Okay, I was ready to declare her winner of the insensitivity sweepstakes. I guess she figured now that their only child's funeral was over, the Gebhardts should just get a grip and go on with their lives.
"Did you remove the items?"
"I just put my house on the market,” she snapped. “The real-estate agent's showing the place to prospective buyers. This stuff looks tacky and garish. Do you see my problem?"
"You certainly have one. You didn't answer my question. Did you remove the items?"
She glared at me. “Who are you? Why do you want to know?"
I handed her one of my business cards. She held it gingerly between thumb and forefinger as though she was afraid she might catch something.

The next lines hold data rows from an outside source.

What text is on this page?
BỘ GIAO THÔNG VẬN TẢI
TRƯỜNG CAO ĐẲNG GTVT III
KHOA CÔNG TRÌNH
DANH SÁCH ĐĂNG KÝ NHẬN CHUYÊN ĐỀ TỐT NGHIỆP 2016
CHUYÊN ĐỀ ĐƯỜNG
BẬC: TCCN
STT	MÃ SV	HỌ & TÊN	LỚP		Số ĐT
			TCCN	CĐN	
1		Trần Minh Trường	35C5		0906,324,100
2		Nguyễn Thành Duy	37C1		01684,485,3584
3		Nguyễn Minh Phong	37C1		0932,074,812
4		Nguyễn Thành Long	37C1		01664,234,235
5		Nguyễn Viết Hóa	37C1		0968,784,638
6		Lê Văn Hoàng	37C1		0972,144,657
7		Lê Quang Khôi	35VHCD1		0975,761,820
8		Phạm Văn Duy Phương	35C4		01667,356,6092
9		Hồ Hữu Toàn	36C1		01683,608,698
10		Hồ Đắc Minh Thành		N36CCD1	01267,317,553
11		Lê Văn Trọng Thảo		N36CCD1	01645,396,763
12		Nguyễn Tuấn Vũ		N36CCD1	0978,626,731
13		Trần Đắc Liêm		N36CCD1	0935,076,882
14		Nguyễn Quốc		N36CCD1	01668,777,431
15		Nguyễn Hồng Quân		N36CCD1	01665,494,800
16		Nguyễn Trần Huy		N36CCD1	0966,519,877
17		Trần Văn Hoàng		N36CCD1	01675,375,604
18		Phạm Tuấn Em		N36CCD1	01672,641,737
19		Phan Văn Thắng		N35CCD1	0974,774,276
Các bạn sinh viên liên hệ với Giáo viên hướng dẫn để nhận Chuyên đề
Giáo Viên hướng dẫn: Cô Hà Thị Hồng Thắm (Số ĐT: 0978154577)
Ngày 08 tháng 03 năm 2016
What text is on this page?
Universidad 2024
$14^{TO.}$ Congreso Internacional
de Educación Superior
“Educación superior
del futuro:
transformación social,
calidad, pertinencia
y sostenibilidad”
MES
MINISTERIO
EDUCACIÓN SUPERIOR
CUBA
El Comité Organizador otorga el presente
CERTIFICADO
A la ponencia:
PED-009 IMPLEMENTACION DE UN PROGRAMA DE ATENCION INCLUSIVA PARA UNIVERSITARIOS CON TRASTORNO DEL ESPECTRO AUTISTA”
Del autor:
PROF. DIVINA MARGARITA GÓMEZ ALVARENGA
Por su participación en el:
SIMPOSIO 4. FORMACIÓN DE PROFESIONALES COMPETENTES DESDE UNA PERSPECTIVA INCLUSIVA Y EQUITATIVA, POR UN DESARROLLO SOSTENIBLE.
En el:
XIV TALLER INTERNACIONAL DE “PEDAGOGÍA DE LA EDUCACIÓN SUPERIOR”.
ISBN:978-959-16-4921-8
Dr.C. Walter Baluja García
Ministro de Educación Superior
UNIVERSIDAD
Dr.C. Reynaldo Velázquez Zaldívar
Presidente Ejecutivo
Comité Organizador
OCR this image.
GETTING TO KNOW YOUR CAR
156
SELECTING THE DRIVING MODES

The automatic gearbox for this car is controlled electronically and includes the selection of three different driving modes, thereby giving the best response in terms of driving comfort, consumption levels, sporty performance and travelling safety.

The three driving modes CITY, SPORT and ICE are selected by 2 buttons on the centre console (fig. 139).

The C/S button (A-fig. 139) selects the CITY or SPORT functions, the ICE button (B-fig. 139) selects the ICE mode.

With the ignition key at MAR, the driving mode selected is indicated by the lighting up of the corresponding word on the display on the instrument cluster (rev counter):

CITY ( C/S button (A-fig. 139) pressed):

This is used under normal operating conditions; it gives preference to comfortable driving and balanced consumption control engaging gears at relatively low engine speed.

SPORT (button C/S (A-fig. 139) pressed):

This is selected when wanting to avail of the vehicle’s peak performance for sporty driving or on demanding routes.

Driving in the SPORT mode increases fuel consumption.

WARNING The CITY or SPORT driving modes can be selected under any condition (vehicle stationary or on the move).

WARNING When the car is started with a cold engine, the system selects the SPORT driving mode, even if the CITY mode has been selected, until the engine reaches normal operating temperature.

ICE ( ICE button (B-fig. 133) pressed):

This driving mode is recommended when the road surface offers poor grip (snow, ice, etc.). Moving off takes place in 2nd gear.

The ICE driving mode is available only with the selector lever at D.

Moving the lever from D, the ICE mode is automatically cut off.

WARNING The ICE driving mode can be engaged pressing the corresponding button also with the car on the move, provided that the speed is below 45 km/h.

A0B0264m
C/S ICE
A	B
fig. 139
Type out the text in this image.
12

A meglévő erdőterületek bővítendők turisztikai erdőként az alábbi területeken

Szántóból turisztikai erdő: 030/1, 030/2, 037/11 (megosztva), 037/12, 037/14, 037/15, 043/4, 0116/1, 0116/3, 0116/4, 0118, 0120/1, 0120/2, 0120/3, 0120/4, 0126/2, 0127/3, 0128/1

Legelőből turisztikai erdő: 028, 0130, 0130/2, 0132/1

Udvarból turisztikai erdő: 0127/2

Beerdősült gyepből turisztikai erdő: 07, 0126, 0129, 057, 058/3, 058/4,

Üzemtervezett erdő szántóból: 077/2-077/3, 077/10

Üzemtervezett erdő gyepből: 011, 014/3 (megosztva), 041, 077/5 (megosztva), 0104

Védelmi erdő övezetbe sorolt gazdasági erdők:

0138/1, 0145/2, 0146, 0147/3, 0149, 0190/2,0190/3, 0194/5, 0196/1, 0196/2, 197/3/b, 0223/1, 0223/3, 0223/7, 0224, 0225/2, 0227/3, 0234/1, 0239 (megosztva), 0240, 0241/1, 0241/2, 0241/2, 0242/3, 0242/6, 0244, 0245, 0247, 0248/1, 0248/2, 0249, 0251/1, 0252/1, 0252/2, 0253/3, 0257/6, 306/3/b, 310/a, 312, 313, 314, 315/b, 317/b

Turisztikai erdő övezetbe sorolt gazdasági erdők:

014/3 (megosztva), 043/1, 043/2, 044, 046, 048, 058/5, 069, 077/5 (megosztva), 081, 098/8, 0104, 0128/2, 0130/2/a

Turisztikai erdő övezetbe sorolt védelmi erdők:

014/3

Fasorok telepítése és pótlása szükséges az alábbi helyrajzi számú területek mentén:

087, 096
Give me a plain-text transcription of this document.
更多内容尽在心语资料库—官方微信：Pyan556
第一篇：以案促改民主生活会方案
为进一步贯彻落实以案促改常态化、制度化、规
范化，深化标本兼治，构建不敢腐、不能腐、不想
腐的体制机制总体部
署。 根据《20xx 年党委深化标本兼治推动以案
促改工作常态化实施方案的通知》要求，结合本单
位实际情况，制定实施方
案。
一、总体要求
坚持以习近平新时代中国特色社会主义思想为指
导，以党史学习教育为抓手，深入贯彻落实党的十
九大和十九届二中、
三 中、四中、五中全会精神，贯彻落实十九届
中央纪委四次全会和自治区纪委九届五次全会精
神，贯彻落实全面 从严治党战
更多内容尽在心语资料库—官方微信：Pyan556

"A private detective? Surely those people didn't hire you to find out who took the stuff. For God's sake, those p
eople need to get a life."
I bit back the words that sizzled on my tongue, instead asking the question again. “Did you remove the items?"
She backed away from me, sputtering angrily. “It's my property. You tell those people I want that stuff gone, permanently. I've complained to the police and they won't do anything. Next I'll be talking to my lawyer.” She turned and stalked back to her house, slamming the front door for good measure.
Talk about excessive. Her reaction to the shrine was just that. Why was she so discomfited by the memorial? Who was she? I could find out easily enough from the Alameda county property-tax records. I glanced at the For Sale sign near the woman's front walk, noting the name of the real-estate agent and firm.
"Don't pay her any mind."
I turned and saw a man walking a dog. The man had white hair and a stiff, arthritic gait. The dog, a sturdy brindle mongrel, was white around the muzzle, as elderly as the man who held her leash. Cataracts clouded the dog's eyes, but the old man's eyes were sharp behind his glasses.
"Who is she?” I gestured at the house on the corner.
"Peggy Blaine,” he said. “She owns this house. I'm Fred Sutton. I live next-door, with my daughter and her family. Peggy's nice enough, most of the time. But she's got a mouth on her when she gets going."
I hauled out another business card and introduced myself to Fred Sutton and his dog Aggie, who very much liked being scratched between her floppy ears. I told Mr. Sutton I was looking into the hit-and-run that killed Emily Gebhardt.